The Icon Browser is a feature available to paid and premium paid accounts only. It allows you to see all your icons in one place and choose the one you want.

When you're making an entry or a comment, there's a button labeled "Browse Icons". When you press it, it brings up an in-page window with your icons, with images, keywords, and text descriptions, if you've added any. Click on the icon you want to use, then press the button labeled "Select".

Last Activity:
February 25th, 2012 (denise)

» Can I set my icon page to display in my journal style?

Yes, you can set your icon page to display in your journal style or in the site skin.

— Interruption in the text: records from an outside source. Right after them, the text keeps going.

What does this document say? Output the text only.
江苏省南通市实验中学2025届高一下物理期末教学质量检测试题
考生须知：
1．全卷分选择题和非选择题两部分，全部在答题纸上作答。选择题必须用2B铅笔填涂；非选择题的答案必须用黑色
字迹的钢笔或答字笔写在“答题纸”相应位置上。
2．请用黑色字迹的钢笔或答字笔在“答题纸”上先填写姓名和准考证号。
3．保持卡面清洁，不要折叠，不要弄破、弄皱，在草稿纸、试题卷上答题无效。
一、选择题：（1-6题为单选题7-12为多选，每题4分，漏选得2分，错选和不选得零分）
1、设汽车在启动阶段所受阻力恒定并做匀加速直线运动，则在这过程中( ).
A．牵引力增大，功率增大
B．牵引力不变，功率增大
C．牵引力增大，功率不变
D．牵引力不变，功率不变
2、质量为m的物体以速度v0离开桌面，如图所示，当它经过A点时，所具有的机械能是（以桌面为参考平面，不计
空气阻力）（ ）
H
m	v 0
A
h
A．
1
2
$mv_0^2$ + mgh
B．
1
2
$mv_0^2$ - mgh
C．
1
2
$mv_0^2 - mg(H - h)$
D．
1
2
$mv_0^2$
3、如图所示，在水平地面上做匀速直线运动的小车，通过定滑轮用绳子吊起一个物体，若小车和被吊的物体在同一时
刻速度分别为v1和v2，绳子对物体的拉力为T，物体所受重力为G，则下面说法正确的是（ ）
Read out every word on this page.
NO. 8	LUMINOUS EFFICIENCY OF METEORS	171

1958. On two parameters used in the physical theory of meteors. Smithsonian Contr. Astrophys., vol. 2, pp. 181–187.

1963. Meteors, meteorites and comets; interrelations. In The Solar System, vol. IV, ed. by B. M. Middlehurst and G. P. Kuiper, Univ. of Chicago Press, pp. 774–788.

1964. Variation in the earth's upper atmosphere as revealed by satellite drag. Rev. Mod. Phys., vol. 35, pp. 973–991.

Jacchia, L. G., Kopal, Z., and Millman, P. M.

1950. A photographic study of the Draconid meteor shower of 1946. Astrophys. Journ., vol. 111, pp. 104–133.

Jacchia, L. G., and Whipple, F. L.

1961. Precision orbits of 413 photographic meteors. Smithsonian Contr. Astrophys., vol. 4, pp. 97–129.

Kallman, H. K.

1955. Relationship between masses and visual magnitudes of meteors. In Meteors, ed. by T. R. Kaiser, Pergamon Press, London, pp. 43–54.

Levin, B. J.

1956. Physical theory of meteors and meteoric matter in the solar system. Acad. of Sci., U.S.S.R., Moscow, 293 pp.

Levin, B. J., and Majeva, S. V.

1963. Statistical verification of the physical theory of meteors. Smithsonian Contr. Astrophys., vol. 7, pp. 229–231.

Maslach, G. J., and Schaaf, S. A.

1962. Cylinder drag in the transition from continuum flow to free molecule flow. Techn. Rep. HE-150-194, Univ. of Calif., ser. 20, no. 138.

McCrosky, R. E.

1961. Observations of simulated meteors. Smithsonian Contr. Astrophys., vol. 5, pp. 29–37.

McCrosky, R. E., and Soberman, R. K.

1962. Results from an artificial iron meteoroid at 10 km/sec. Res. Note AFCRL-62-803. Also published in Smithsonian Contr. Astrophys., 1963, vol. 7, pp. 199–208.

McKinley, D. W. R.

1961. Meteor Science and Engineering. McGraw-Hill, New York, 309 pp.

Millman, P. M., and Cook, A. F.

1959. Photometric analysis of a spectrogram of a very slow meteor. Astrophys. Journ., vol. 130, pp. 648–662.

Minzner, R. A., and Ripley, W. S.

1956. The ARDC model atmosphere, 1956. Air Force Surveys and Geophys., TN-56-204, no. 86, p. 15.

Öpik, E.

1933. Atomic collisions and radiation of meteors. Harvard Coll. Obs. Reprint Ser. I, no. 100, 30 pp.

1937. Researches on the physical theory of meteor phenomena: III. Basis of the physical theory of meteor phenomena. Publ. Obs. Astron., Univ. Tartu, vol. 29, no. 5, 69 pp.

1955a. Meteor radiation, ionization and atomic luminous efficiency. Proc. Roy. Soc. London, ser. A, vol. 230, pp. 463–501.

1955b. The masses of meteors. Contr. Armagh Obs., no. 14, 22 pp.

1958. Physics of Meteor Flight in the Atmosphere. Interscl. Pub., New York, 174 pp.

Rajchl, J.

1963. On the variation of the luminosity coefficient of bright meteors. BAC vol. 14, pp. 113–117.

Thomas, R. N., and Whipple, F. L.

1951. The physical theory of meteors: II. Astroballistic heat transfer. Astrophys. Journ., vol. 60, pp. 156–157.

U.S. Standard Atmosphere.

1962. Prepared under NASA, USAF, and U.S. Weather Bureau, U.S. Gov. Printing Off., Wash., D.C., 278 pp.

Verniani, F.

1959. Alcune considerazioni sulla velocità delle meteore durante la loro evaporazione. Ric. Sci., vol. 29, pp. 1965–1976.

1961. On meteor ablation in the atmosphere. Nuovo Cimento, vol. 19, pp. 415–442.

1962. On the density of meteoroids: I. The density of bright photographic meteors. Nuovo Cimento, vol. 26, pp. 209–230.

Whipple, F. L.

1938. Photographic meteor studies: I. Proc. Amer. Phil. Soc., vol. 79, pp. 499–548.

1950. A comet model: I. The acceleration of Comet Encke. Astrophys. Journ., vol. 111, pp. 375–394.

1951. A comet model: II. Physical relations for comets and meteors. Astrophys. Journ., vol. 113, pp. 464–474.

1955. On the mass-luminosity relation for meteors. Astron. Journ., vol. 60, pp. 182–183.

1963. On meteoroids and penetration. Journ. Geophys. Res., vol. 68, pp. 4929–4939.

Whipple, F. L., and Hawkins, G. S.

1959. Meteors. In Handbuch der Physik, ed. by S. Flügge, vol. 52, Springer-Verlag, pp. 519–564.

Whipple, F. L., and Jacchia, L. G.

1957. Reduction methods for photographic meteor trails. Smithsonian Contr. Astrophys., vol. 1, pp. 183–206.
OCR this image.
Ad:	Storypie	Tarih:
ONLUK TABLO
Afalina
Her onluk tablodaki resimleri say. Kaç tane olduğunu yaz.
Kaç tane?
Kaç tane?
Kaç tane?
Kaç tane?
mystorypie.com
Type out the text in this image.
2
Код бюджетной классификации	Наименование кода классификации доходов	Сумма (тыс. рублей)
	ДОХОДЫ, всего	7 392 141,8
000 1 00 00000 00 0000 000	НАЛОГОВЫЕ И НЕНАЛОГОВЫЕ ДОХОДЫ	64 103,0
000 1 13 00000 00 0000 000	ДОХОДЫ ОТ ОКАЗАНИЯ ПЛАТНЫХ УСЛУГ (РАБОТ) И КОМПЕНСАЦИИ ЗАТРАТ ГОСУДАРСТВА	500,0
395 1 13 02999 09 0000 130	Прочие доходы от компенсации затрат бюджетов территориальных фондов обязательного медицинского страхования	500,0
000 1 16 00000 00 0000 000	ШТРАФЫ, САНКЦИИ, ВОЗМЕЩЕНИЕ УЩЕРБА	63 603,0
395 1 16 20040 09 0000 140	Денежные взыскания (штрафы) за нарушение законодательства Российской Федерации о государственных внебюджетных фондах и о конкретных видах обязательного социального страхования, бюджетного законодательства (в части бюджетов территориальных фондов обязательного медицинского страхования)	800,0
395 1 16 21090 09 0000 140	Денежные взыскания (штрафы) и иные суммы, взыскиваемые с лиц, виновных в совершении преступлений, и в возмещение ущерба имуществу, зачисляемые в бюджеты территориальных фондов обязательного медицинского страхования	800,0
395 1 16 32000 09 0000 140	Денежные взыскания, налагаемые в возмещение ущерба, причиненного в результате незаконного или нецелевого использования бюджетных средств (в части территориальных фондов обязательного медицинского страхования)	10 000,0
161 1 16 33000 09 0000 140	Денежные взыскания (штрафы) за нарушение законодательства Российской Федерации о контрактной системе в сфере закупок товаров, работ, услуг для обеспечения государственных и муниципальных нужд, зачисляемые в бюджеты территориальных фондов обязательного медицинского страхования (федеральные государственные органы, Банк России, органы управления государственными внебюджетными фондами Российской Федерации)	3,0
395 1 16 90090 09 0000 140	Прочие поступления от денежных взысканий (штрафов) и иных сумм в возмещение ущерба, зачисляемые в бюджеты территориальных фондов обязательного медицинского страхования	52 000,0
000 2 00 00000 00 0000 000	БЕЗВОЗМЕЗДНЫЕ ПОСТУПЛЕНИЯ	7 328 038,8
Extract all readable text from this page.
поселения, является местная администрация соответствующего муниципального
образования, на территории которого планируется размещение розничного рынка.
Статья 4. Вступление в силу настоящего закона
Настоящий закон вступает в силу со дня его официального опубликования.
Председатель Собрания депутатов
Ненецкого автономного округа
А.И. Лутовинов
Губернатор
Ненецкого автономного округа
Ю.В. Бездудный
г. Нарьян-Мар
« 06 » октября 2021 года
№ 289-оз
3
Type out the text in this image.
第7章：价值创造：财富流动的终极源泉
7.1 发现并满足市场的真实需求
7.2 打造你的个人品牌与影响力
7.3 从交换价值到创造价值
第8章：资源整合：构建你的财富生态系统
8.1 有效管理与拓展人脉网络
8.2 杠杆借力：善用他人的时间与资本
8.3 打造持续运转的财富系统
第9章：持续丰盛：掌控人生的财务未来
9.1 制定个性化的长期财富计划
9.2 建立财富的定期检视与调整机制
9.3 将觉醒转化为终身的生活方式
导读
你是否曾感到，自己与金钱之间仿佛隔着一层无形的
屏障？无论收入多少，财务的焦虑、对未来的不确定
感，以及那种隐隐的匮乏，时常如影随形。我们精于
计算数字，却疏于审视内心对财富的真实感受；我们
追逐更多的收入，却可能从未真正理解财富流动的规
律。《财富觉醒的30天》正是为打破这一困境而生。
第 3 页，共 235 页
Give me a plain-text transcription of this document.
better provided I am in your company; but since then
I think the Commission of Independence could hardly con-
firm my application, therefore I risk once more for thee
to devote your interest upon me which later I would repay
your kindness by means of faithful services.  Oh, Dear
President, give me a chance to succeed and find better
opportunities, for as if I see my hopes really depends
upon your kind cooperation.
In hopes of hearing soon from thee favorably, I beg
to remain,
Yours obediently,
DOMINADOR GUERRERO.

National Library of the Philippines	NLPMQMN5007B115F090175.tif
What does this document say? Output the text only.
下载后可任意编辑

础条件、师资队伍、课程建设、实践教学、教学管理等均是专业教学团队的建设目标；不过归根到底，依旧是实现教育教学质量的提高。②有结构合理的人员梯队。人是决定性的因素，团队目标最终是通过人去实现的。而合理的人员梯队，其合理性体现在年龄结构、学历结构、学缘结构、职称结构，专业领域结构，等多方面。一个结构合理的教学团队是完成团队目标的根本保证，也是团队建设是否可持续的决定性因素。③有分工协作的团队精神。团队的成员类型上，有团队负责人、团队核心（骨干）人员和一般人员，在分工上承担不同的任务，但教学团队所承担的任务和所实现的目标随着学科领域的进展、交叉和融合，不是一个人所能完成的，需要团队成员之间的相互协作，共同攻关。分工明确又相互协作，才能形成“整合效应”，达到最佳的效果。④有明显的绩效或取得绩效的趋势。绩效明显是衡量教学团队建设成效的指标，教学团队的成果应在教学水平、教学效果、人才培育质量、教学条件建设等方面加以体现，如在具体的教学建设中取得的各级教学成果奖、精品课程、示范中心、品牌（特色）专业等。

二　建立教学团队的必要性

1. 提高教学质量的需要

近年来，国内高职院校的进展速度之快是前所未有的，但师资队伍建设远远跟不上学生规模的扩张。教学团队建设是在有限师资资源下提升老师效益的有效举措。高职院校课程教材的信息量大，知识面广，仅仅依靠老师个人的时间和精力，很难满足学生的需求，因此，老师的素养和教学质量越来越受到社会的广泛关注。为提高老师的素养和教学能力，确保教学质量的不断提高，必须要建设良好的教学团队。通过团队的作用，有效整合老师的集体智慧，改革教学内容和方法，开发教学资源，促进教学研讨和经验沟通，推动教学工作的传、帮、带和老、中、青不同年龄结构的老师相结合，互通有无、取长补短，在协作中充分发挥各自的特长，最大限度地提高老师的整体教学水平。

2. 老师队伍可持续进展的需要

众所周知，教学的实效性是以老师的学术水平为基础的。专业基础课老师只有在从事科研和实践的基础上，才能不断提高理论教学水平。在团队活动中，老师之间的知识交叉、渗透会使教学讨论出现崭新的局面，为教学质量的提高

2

You can also choose how the site will show other users' icon pages when you're logged in to your account.

To choose how your icon page will show, visit the Display tab of Account Settings.

If you want other people who visit your icon page to see it in your journal style, check the box labelled "Icon Page Default: Your Journal". This will set the default for logged-out users and people who haven't changed their viewing settings.

To choose how you will see icon pages (including your own) when you're logged in, select the appropriate option in the drop-down labelled "Icon Pages: Shown to You". You can choose from "original style", which will show you whatever the journal owner has set; "my own style", which will show you all icon pages in your own journal style; "site skin", which will show you all icon pages in the site skin, and "light format", which will show you all icon pages in a stripped-down, simplified layout.

The 'Shown to You' setting will always override the 'Default' setting. For instance, if you check "Icon Page Default: Your Journal" to show your journal's icon page in your journal style, but pick "site skin" for "Icon Pages: Shown to You", logged out visitors to your journal will see your icon page in your journal style, but you will see your icon page in the site skin.

You can pick the number of icons that show on journal-styled icon pages on the Customize Journal Style page.